People will inevitably disagree on these priors. I’m sympathetic to the case for making all the priors the same, but I’m also sympathetic to the case for making the differences in priors a lot wider.

Conclusions

I have an intuition that the probability of observing an intervention with expected value 2X is a constant fraction of the probability of observing an intervention with expected value X, no matter the value of X. The only distribution with this property is a Pareto distribution. When I first wrote this post I felt that a Pareto distribution described the prior well, but after looking at the data more, I believe a log-normal distribution works better. I don’t find it plausible that I should be indifferent between $1 to AI safety and $94,200,000,000,000,000 to GiveDirectly7, as a Pareto prior suggests. And because of the shape of a Pareto distribution, you can’t fix this by reducing the variance of the prior unless you reduce it to an absurdly small number. On the other hand, this isn’t great reasoning and I have a lot of uncertainty here.

For a log-normal prior, choosing parameter σ = 0.5 and putting GiveDirectly at the median produces more reasonable results than other obvious parameter values. I will use σ = 0.5 in future essays that require using a prior distribution. Once it’s more polished, I will provide the spreadsheet I used to do these calculations; if you believe σ = 0.5 produces results that penalize high-variance interventions too much or too little, you can increase or decrease σ accordingly.

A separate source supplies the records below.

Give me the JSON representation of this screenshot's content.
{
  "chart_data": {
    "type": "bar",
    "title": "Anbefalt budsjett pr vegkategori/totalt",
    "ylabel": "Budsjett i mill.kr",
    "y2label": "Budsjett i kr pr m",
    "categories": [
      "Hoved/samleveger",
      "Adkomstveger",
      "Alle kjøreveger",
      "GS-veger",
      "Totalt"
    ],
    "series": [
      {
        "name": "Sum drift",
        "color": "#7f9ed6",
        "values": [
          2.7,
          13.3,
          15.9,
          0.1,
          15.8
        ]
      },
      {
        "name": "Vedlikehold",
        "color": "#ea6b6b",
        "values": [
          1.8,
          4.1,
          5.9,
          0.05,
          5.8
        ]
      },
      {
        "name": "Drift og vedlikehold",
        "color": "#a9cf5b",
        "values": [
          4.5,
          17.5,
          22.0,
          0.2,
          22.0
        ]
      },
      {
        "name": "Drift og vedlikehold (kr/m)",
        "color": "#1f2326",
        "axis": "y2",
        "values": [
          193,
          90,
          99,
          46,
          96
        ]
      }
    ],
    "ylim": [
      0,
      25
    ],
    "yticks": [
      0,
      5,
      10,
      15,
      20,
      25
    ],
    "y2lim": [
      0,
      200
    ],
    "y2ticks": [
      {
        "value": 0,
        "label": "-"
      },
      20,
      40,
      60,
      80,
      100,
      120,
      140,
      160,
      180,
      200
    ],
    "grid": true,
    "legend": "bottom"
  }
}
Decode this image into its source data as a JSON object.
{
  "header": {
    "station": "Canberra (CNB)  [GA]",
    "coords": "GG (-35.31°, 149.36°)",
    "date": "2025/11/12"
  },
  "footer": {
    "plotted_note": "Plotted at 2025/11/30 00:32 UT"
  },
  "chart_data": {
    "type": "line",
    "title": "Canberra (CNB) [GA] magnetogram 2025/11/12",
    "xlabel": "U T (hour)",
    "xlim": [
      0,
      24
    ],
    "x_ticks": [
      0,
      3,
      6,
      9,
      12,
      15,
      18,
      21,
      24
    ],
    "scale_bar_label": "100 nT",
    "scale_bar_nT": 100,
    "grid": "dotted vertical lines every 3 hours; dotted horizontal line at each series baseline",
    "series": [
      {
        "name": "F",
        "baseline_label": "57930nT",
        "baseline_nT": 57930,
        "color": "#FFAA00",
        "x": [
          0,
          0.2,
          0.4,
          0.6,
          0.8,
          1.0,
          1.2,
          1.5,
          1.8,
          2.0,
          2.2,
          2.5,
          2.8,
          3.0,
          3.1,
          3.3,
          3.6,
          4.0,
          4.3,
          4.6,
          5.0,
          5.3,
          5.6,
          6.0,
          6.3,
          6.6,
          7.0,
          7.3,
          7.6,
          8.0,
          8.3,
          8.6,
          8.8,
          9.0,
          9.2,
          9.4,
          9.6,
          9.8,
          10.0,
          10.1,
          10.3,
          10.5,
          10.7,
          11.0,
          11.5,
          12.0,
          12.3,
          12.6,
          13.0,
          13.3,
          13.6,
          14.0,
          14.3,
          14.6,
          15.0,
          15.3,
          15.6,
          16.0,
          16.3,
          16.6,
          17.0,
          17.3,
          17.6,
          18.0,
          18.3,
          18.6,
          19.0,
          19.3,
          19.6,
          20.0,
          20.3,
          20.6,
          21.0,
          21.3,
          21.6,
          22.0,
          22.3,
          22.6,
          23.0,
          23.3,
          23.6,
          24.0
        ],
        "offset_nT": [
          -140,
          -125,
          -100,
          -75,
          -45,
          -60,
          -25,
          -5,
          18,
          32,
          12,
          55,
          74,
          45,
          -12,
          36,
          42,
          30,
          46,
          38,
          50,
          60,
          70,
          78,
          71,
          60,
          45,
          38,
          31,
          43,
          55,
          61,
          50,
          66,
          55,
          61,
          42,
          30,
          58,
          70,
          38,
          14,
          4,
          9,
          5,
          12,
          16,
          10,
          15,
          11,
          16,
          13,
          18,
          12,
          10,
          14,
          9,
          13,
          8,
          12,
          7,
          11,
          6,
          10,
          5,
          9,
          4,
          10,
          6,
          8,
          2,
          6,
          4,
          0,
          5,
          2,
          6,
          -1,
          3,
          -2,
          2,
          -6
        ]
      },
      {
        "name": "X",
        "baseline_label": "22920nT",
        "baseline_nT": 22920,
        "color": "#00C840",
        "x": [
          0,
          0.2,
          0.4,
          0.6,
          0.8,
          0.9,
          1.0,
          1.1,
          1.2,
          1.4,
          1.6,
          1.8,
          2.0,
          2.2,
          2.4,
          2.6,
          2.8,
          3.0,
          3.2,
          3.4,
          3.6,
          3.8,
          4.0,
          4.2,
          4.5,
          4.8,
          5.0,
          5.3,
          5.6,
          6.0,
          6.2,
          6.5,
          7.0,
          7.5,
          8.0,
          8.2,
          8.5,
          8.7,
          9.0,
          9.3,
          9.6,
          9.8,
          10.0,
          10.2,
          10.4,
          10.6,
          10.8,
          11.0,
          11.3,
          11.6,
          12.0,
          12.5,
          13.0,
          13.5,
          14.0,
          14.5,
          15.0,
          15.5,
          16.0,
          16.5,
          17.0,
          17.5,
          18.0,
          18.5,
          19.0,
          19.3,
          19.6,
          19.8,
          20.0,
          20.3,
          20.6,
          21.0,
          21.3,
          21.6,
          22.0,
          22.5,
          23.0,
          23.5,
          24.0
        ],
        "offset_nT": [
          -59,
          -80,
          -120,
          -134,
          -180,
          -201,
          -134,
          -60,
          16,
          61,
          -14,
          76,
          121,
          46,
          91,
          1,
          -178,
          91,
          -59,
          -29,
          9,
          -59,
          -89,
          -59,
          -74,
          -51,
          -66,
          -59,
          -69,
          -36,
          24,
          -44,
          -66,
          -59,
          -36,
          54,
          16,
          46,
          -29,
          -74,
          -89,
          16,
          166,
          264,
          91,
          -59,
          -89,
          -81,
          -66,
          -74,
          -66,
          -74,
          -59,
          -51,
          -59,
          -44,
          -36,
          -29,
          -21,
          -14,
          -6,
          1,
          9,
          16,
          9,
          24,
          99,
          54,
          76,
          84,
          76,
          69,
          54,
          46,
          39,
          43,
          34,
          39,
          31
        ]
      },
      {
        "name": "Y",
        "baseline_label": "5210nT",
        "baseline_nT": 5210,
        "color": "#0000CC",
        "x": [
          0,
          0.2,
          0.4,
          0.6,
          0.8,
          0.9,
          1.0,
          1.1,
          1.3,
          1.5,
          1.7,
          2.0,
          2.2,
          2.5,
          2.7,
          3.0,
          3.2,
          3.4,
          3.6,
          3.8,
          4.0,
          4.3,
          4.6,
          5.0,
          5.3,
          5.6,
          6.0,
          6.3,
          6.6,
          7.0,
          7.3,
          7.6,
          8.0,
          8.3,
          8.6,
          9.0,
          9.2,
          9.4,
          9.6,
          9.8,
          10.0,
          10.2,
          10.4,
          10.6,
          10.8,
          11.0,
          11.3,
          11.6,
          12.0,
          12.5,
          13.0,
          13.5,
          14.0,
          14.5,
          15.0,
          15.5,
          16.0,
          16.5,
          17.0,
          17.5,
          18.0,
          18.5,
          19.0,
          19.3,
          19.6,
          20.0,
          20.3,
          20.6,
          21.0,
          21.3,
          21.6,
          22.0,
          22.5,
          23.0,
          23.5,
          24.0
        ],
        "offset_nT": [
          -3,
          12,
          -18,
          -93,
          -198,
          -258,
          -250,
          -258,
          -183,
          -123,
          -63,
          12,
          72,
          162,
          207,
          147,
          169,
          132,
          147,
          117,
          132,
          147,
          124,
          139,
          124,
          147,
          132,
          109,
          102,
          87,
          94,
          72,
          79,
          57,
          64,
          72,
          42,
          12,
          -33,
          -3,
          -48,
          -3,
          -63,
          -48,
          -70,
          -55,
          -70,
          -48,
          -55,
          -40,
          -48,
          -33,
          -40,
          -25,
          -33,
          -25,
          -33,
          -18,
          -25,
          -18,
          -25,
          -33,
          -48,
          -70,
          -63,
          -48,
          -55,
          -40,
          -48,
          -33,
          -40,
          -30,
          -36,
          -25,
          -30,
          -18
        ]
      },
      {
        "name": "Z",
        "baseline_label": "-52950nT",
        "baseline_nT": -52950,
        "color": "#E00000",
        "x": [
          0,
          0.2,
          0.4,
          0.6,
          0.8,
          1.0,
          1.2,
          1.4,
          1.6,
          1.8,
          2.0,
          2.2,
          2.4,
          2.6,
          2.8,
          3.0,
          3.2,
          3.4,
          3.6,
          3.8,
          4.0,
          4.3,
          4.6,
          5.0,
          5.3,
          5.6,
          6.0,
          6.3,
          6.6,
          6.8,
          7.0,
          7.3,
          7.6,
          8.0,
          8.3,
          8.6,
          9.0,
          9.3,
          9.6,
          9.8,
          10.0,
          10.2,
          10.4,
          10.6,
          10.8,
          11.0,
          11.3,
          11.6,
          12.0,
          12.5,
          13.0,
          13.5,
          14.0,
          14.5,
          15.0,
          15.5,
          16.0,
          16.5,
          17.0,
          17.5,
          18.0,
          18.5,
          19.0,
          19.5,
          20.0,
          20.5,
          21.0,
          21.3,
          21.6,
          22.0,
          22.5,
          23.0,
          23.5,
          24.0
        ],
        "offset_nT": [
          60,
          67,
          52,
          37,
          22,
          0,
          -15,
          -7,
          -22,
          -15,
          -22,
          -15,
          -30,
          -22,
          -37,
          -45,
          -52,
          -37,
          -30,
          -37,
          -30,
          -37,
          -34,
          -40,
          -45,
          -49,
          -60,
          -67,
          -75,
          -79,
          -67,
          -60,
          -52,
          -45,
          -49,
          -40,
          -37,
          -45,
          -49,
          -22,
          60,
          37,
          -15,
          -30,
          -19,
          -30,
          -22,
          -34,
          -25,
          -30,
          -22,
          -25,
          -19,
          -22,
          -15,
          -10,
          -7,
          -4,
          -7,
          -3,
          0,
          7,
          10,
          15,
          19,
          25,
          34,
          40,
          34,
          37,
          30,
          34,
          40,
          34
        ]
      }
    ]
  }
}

I believe the most difficult and important choice here is what distribution shape to use for the prior, and I do not believe any of the evidence I presented here is particularly strong. I’m interested in hearing any arguments for why we should use Pareto, log-normal, or something else.

Thanks to Gabe Bankman-Fried and Claire Zabel for providing feedback on this essay.

Notes

  1. This raises the question, randomly chosen how? This is a difficult question. I think a plausible way to do this is to suppose you’re choosing interventions uniformly at random over the space of all interventions that are plausibly the best intervention at first glance. In the end we only want to fund the best intervention (until it receives sufficient marginal funding that it’s no longer the best), so we’re only considering interventions where it’s somewhat plausible that they could turn out to be the best.

  2. Rather than use a Pareto distribution, it actually makes more sense to use a Lomax distribution, which is just a Pareto distribution centered at −1 instead of 0; that means the probability density function starts at 0 instead of 1. I’ll continue referring to this as a Pareto distribution.

  3. M. E. J. Newman. Power laws, Pareto distributions and Zipf’s law (2006). http://​​arxiv.org/​​pdf/​​cond-mat/​​0412004v3.pdf 2

  4. Benguigui, L., and M. Marinov. “A classification of natural and social distributions Part one: the descriptions.” arXiv preprint arXiv:1507.03408 (2015). https://​​arxiv.org/​​ftp/​​arxiv/​​papers/​​1507/​​1507.03408.pdf

    Singer, Phillipp. “Not every long tail is a power law!” (2013). http://​​www.philippsinger.info/​​?p=247

    h/​t Andres Gomez Emilsson for pointing me to these sources.

  5. Previously I had put the s values at (0.25, 0.5, 1, 4). I believe I was substantially overestimating the variances. I was taking cost-effectiveness estimates and expanding them by a lot to account for the outside-view argument that the estimates are probably inaccurate. But I believe this was a mistake, since the expectation that the estimates are too high is already accounted for by using a prior distribution. So I was effectively double-counting this uncertainty. I have changed the s values to more closely reflect the actual variances of the estimates, with some adjustment to account for overconfidence.

  6. “Power” here more or less means the ability to effect change, e.g. by donating a lot to charity, producing high economic output, etc.

  7. This only considers GiveDirectly’s direct effects and not its flow-through effects, but I still find it implausible that GiveDirectly’s direct effects could matter so much less in expectation than AI safety work.